Slashdot Mirror


Automated PDF File Integrity Checking?

WomensHealth writes "I have about 6500 pdfs in my 'My Paperport Documents' folder that I've created over the years. As with all valuable data, I maintain off-site backups. Occasionally, when accessing a very old folder, I'll find one or two corrupted files. I would like to incorporate into my backup routine, a way of verifying the integrity of each file, so that I can immediately identify and replace with a backed-up version, any that might become corrupted. I'm not talking about verifying the integrity of the backup as a whole, instead, I want to periodically check the integrity of each individual PDF in the collection. Any way to do this in an automated fashion? I could use either an XP or OS X solution.

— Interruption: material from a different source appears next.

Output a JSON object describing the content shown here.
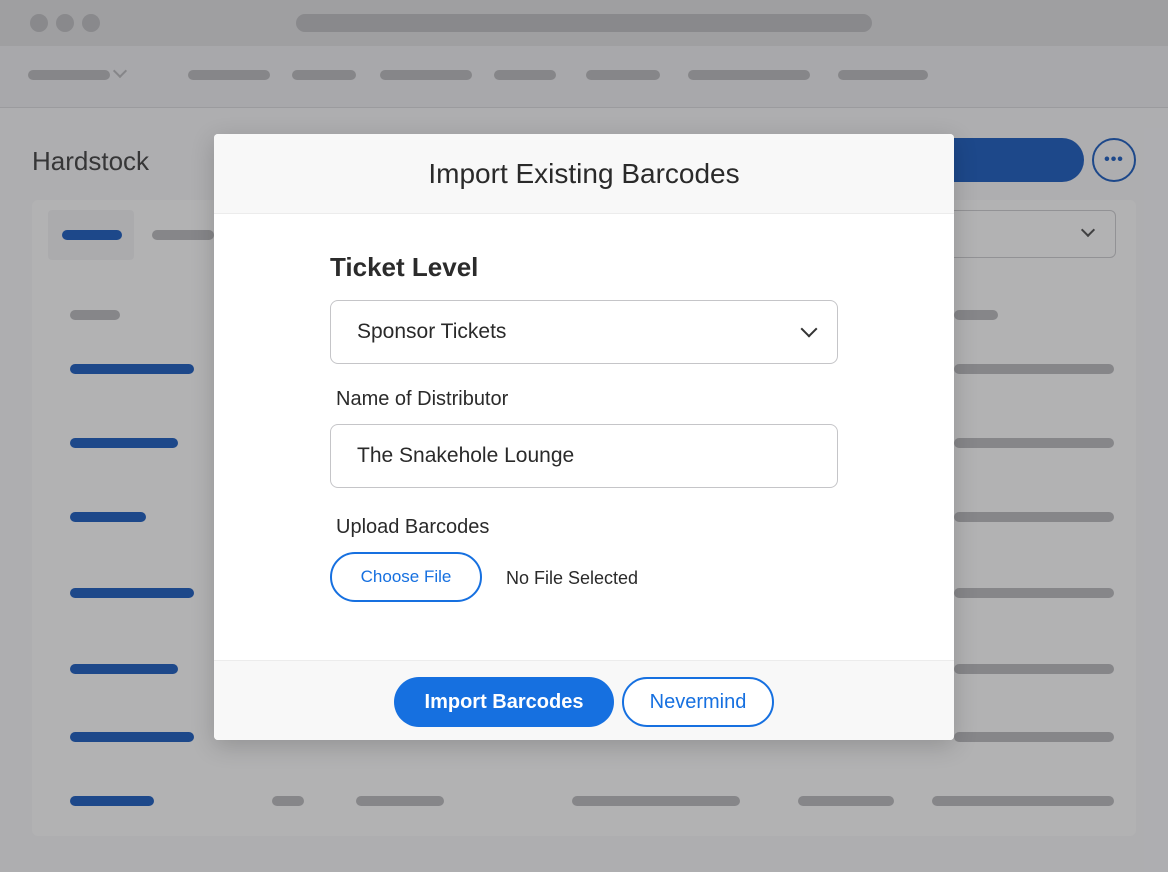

I could even boot a Linux distro if required."

1 of 40 comments (clear)

  1. Sure there's a way by b4dc0d3r · · Score: 3, Interesting

    There are PDF libraries out there - write a wrapper that loads a file, and when it gets to the end without error emits a 0 "no error" return code, and any errors result in a non-zero code.

    Or maybe there are other cmd-line tools which issue a "failed to load" error. That's where I'd look first. Like a tool to strip content out of a PDF - script it so it outputs to /dev/null and check the exit code. I'd be surprised if there were a ready-made solution for this somewhere.